Richard was tempted to step in, go down and turn right, away from the private beach with its sunbeds and palm-frond sunshades and walk to the equally private marina where Husan and Mahmood were back aboard Katerina. Their advice had been invaluable so far. But his experience with Sergeant Sabet had started alarm bells ringing in his head and he really did not want either man to get deeper into this business – at least until he had a better idea what they were dealing with. Especially as the worst that was likely to happen to them as tourists was to have their visas withdrawn and be sent back home with a judicial slap on the wrist. But matters would be different for local people getting mixed up in something that might turn out to be quite seriously illegal. What was the phrase in British law – aiding and abetting? Anyway, between them, Robin and he would be able to remember quite clearly what the captain, the mate and the dive captain had told them already.
‘If he’s being smuggled or trafficked,’ Robin said, breaking into Richard’s thoughts, but extending them as though they had a psychic link, ‘then he’s likely to have some money, but not much; a couple of sets of documents – one possibly genuine and one almost certainly false. An address or two – probably written in Hebrew on the assumption that even after the action in Gaza during the summer 2014 he’s still hoping to be smuggled in through whatever tunnels are left between Egypt and Israel
. And that’s about it.’
‘On the other hand, if he is a smuggler or a trafficker then it’s likely just to be money – mostly US dollars, but also whatever currency he’s been collecting off his victims—’
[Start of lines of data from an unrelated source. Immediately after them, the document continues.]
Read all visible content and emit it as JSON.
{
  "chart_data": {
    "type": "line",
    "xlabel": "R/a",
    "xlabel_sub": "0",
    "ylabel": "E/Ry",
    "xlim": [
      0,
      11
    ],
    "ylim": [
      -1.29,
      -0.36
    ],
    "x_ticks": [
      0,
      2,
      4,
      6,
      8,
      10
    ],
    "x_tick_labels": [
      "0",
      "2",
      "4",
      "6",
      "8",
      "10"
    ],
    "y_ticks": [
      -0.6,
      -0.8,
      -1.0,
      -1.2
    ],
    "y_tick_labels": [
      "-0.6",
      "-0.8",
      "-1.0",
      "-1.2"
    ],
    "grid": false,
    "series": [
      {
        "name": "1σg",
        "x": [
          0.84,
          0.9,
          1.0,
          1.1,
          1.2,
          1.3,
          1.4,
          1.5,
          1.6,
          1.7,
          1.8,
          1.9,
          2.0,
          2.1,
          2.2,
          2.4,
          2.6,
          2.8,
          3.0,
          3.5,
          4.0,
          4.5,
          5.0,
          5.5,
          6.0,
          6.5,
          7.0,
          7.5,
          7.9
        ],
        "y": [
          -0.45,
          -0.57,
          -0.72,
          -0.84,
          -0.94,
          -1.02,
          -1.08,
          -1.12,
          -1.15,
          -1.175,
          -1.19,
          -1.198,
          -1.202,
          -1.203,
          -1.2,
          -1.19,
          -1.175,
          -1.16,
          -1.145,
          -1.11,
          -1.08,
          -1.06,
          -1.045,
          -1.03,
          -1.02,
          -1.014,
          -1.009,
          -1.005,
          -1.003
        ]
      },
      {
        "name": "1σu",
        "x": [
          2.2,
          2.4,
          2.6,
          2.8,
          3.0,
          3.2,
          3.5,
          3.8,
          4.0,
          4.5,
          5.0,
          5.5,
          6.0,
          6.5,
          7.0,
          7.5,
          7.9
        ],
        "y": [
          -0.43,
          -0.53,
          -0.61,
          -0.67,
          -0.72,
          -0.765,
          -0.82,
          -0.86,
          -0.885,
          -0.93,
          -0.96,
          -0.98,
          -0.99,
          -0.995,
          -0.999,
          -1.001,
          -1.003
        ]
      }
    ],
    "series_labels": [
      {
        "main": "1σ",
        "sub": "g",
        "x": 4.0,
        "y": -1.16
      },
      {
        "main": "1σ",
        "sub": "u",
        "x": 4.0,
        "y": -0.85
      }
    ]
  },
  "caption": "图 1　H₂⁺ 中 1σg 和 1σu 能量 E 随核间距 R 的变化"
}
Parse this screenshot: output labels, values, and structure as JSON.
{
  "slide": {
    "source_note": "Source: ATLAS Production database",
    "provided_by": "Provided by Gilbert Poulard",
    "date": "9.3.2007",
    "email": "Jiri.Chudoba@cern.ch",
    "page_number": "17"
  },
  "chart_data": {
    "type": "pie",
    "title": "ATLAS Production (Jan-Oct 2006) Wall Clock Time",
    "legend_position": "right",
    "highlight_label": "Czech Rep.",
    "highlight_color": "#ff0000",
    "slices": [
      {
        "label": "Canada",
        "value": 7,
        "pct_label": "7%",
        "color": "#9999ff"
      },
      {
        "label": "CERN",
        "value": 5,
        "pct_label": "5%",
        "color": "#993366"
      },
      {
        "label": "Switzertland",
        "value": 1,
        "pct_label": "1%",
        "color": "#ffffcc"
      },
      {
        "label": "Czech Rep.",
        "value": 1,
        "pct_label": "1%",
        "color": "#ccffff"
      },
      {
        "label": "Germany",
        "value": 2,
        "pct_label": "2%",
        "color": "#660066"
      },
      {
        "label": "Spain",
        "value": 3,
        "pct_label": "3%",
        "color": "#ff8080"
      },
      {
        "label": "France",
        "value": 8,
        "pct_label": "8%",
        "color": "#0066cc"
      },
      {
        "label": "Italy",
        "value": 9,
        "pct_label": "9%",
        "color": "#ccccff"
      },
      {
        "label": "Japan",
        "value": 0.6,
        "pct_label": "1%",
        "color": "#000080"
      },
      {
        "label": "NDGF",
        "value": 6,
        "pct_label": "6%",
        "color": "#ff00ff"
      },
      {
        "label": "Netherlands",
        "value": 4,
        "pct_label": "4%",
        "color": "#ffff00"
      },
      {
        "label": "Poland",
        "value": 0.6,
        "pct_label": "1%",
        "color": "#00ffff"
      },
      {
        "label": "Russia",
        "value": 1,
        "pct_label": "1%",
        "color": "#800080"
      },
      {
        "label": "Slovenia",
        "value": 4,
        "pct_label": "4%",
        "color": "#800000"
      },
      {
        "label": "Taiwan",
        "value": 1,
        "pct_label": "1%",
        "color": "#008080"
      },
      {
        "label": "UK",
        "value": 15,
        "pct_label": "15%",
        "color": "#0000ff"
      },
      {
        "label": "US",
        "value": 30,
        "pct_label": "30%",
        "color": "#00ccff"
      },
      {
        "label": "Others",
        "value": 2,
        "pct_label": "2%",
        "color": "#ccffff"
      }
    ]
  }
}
‘And a phone. Don’t forget the phone. So he can call the families back in Africa and up the ante with a little rape and torture.’
‘That seems pretty definitive, doesn’t it?’ As Richard spoke, he lifted the last jardinière, which was not quite as firmly secured as the others, and pulled Nahom’s money belt out from underneath it. ‘So, let’s find out, shall we?’
Robin insisted on looking after their diving kit herself, so everything except their tanks was piled in a big marble bathtub in the master suite’s en suite. But of course, all they needed was Richard’s Aropec K1 dive knife. Robin laid the black rubber tube along the broad edge of the marble tub, holding it tightly, like an eel that needed skinning. Richard pulled the blade from its quick-release sheath and leaned forward, eyes narrow. The rubber inner tube had been packed with whatever it contained and then sealed shut with waterproof duct tape, into which the rope ends had been pushed. The whole thing looked pretty solid and utterly waterproof. But it was going to be impossible to open it without leaving obvious traces. Richard hesitated for a moment longer.
‘Come on,’ said Robin impatiently. ‘You need an air-drawn dagger?’
‘Thank you, Lady Macbeth,’ he answered. ‘Remember how that little enterprise turned out.’
‘It’s a rubber inner tube,’ she snapped. ‘It’s not the King of Scotland.’
‘Yeah,’ he answered. ‘And you’re not in contact with several witches.’ But he drove the point of the knife into the bulge of duct tape securing the rope end nearest her right fist.